Background: Providing quantitative microarray data that is sensitive to very small differences in target sequence would be a useful tool in any number of venues where a sample can consist of a multiple related sequences present in various abundances. Examples of such applications would include measurement of pseudo species in viral infections and the measurement of species of antibodies or T cell receptors that constitute immune repertoires. Difficulties that must be overcome in such a method would be to account for cross-hybridization and for differences in hybridization efficiencies between the arrayed probes and their corresponding targets. We have used the memory T cell repertoire to an influenza-derived peptide as a test case for developing such a method.

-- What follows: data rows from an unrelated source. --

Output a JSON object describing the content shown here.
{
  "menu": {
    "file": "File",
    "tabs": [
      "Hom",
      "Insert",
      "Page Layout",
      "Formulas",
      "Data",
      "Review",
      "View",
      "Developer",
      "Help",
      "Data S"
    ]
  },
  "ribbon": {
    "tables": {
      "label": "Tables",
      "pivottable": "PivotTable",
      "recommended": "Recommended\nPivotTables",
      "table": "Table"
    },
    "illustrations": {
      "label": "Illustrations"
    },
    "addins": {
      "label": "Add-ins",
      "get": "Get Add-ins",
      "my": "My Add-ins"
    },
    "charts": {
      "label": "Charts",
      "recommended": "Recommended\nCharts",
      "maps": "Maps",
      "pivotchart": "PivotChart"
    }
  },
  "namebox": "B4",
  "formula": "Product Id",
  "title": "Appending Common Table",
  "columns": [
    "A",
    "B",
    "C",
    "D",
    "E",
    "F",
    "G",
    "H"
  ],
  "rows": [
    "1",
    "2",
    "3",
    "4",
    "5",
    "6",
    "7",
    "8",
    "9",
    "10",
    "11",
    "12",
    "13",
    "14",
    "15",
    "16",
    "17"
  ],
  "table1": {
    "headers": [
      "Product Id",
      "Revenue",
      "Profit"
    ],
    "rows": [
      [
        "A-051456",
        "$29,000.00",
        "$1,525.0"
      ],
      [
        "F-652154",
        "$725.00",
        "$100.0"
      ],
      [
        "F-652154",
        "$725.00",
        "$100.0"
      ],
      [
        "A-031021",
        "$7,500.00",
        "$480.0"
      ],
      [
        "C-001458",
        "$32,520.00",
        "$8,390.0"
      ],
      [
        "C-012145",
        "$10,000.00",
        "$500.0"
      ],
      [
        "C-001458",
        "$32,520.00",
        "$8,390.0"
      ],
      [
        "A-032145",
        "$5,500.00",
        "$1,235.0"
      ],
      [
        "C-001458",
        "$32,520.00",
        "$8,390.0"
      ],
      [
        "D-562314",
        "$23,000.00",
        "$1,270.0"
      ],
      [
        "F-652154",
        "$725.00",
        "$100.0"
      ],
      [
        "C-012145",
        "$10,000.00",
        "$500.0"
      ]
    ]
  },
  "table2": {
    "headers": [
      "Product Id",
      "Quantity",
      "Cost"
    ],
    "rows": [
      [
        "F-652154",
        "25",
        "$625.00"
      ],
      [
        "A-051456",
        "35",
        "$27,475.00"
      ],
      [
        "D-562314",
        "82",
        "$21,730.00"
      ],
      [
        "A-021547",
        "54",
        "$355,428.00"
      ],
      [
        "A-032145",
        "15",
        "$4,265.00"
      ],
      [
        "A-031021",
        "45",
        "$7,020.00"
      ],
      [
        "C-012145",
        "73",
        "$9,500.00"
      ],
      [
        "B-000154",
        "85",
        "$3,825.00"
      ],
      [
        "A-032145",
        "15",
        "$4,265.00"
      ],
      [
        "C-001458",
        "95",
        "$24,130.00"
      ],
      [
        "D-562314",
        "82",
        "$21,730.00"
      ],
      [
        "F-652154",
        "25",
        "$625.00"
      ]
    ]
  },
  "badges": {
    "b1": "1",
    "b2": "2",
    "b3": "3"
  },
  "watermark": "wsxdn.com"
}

Results: The arrayed probes were corresponded to a 17 nucleotide TCR-specific region that distinguished sequences differing by as little as a single nucleotide. Hybridization efficiency between highly related Cy5-labeled subject sequences was normalized by including an equimolar mixture of Cy3-labeled synthetic targets representing all 108 arrayed probes. The same synthetic targets were used to measure the degree of cross hybridization between probes. Reconstitution studies found the system sensitive to input ratios as low as 0.5% and accurate in measuring known input percentages (R2 = 0.81, R = 0.90, p < 0.0001). A data handling protocol was developed to incorporate the differences in hybridization efficiency. To validate the array in T cell repertoire analysis, it was used to analyze human recall responses to influenza in three human subjects and compared to traditional cloning and sequencing. When evaluating the rank order of clonotype abundance determined by each method, the approaches were not found significantly different (Wilcoxon rank-sum test, p > 0.05).
Conclusion: This novel strategy appears to be robust and can be adapted to any situation where complex mixtures of highly similar sequences need to be quantitatively resolved.